Egypt, Libya and Tunisia have each passed electoral laws that ensure women's political participation -- but the results have been disappointing. The new cabinets in each country contain only two women apiece, which suggests institutions are reluctant to challenge cultures that often relegate women to traditional social roles.
It remains a sad fact that still not one Arab country is in the top 100 nations as ranked by gender equality.
So, has the Arab Spring been a disaster for women?
The answer, inevitably, is that it's too early to say. Transitions take time -- we're talking about countries that went from decades of autocracy to the possibility of democracy almost overnight.
But this is a time of opportunity and the premise of the Arab Spring was to provide access to the corridors of power for citizens that had for too long been locked out.
Activists say that excluding women from those corridors -- through official means or cultural practice -- sullies the memory of those who fought and many who died in the fight for freedom.
Much is being done at a grassroots level to make sure all voices are included in conversations about new constitutions, the rule of law and the role of religion in both legislation and society. A lot of that work is led by inspiring individuals.
• In Tunisia, Amira Yahyaoui founded Al Bawsala, an organization that helps people understand the role politics plays in their lives and how to work together to protect their rights.
• After consulting women all across Libya, Alaa Murabit is publishing a Libyan Women's Charter that lays out the specific needs and demands of Libyan women and which will be used to influence the writing of the new constitution.
• In Egypt, Dalia Ziada, named twice by Newsweek as one of the world's most influential and fearless women, continues to campaign in support of civil rights, religious freedom and tolerance.
Such efforts are paying dividends.
In Egypt, the committee charged with drafting Egypt's new constitution just last week dropped a controversial article seen as a threat to women's rights after outrage amongst women's rights activists like Dalia Ziada. The article had guaranteed gender equality, but only as long as it didn't conflict with Sharia law.

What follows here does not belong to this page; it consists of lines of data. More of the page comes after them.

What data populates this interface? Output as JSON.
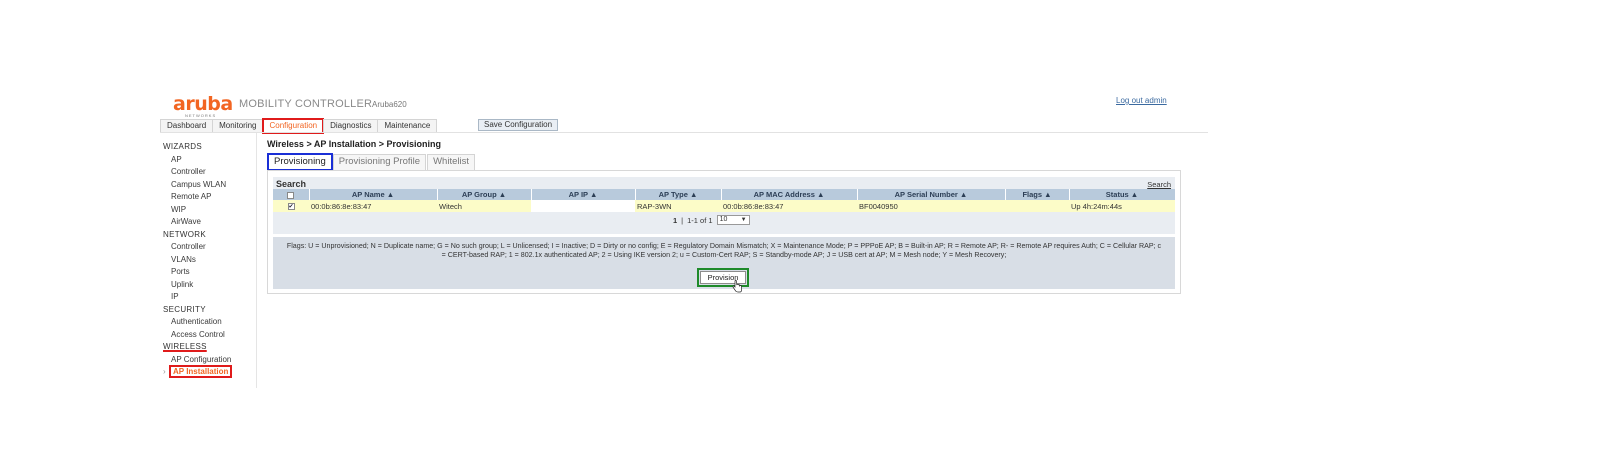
{
  "header": {
    "logo_text": "aruba",
    "logo_sub": "NETWORKS",
    "product": "MOBILITY CONTROLLER",
    "hostname": "Aruba620",
    "logout": "Log out admin"
  },
  "topnav": {
    "tabs": [
      {
        "label": "Dashboard"
      },
      {
        "label": "Monitoring"
      },
      {
        "label": "Configuration",
        "active": true
      },
      {
        "label": "Diagnostics"
      },
      {
        "label": "Maintenance"
      }
    ],
    "save_label": "Save Configuration"
  },
  "sidebar": {
    "wizards": {
      "title": "WIZARDS",
      "items": [
        "AP",
        "Controller",
        "Campus WLAN",
        "Remote AP",
        "WIP",
        "AirWave"
      ]
    },
    "network": {
      "title": "NETWORK",
      "items": [
        "Controller",
        "VLANs",
        "Ports",
        "Uplink",
        "IP"
      ]
    },
    "security": {
      "title": "SECURITY",
      "items": [
        "Authentication",
        "Access Control"
      ]
    },
    "wireless": {
      "title": "WIRELESS",
      "items": [
        "AP Configuration",
        "AP Installation"
      ],
      "active_item": "AP Installation"
    }
  },
  "main": {
    "breadcrumb": "Wireless > AP Installation > Provisioning",
    "tabs": [
      "Provisioning",
      "Provisioning Profile",
      "Whitelist"
    ],
    "search": {
      "title": "Search",
      "link": "Search"
    },
    "table": {
      "columns": [
        "AP Name",
        "AP Group ▲",
        "AP IP ▲",
        "AP Type ▲",
        "AP MAC Address ▲",
        "AP Serial Number ▲",
        "Flags ▲",
        "Status ▲"
      ],
      "first_column_sort": "AP Name ▲",
      "rows": [
        {
          "checked": true,
          "ap_name": "00:0b:86:8e:83:47",
          "ap_group": "Witech",
          "ap_ip": "",
          "ap_type": "RAP-3WN",
          "ap_mac": "00:0b:86:8e:83:47",
          "ap_serial": "BF0040950",
          "flags": "",
          "status": "Up 4h:24m:44s"
        }
      ]
    },
    "pager": {
      "page": "1",
      "range": "1-1 of 1",
      "page_size": "10"
    },
    "flags_legend": "Flags: U = Unprovisioned; N = Duplicate name; G = No such group; L = Unlicensed; I = Inactive; D = Dirty or no config; E = Regulatory Domain Mismatch; X = Maintenance Mode; P = PPPoE AP; B = Built-in AP; R = Remote AP; R- = Remote AP requires Auth; C = Cellular RAP; c = CERT-based RAP; 1 = 802.1x authenticated AP; 2 = Using IKE version 2; u = Custom-Cert RAP; S = Standby-mode AP; J = USB cert at AP; M = Mesh node; Y = Mesh Recovery;",
    "provision_label": "Provision"
  },
  "colors": {
    "brand": "#f26522",
    "table_header": "#b8cadc",
    "row_highlight": "#fcfcc8",
    "annotation_red": "#e01b1b",
    "annotation_blue": "#1a2fd6",
    "annotation_green": "#1e8a2a"
  }
}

The three women mentioned above are just a few of the remarkable women who will speak at a major conference on women's rights in London in December organized by the Thomson Reuters Foundation and the International Herald Tribune.
The conference will discuss many of the most pressing issues facing women around the world -- from trafficking and slavery to forced marriage and genital cutting -- with an eye to real solutions. The focus on action is key.

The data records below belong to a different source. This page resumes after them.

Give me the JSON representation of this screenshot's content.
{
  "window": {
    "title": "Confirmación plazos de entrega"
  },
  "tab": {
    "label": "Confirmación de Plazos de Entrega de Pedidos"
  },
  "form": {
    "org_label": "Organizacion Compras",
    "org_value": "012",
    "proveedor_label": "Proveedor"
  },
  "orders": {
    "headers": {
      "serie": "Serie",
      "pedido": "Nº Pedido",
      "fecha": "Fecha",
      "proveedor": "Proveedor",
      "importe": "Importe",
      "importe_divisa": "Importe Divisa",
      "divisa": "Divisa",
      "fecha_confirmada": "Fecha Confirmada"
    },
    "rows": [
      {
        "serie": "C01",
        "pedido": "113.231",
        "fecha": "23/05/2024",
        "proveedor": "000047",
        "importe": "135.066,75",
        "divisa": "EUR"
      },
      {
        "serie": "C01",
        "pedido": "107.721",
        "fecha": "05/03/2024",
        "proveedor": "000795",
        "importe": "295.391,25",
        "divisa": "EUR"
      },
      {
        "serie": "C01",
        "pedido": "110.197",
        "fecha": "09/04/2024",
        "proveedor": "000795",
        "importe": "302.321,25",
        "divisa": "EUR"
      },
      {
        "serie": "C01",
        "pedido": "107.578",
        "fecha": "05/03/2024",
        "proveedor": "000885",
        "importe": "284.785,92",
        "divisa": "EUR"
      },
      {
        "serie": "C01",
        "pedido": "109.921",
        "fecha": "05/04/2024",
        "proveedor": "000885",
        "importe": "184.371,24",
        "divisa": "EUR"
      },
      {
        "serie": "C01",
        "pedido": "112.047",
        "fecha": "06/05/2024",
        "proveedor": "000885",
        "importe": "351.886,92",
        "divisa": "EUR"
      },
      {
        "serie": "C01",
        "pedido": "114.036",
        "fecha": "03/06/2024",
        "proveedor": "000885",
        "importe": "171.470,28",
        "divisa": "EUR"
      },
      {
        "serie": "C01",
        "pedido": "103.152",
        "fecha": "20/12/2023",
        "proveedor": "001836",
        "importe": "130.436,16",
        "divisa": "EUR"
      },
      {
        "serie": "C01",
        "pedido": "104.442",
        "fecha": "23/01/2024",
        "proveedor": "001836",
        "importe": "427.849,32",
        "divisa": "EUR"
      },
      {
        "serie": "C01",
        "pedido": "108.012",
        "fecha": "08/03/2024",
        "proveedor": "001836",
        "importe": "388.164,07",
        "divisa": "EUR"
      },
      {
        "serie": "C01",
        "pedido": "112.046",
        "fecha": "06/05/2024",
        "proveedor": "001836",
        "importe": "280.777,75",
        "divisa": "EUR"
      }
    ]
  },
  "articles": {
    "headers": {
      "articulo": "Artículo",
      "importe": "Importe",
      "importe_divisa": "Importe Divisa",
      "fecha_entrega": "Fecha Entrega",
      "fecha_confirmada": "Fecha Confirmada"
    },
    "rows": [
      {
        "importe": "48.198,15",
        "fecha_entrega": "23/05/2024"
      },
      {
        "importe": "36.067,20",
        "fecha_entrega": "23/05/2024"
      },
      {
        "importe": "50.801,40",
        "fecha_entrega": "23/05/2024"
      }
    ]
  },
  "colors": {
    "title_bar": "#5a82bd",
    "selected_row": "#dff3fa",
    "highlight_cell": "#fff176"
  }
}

As Amira Yahyaoui told the Thomson Reuters Foundation in a recent interview: "We cannot talk about the revolution in the past because it is not over. We are at a crossroads -- we can go towards democracy or back to dictatorship. We are still here. We still have the chance to change things.
"For women, the Arab Spring has been positive in one sense -- that is has made women see the importance of mobilization of fighting for our rights. We've learned that rights are not a gift -- we have to snatch them."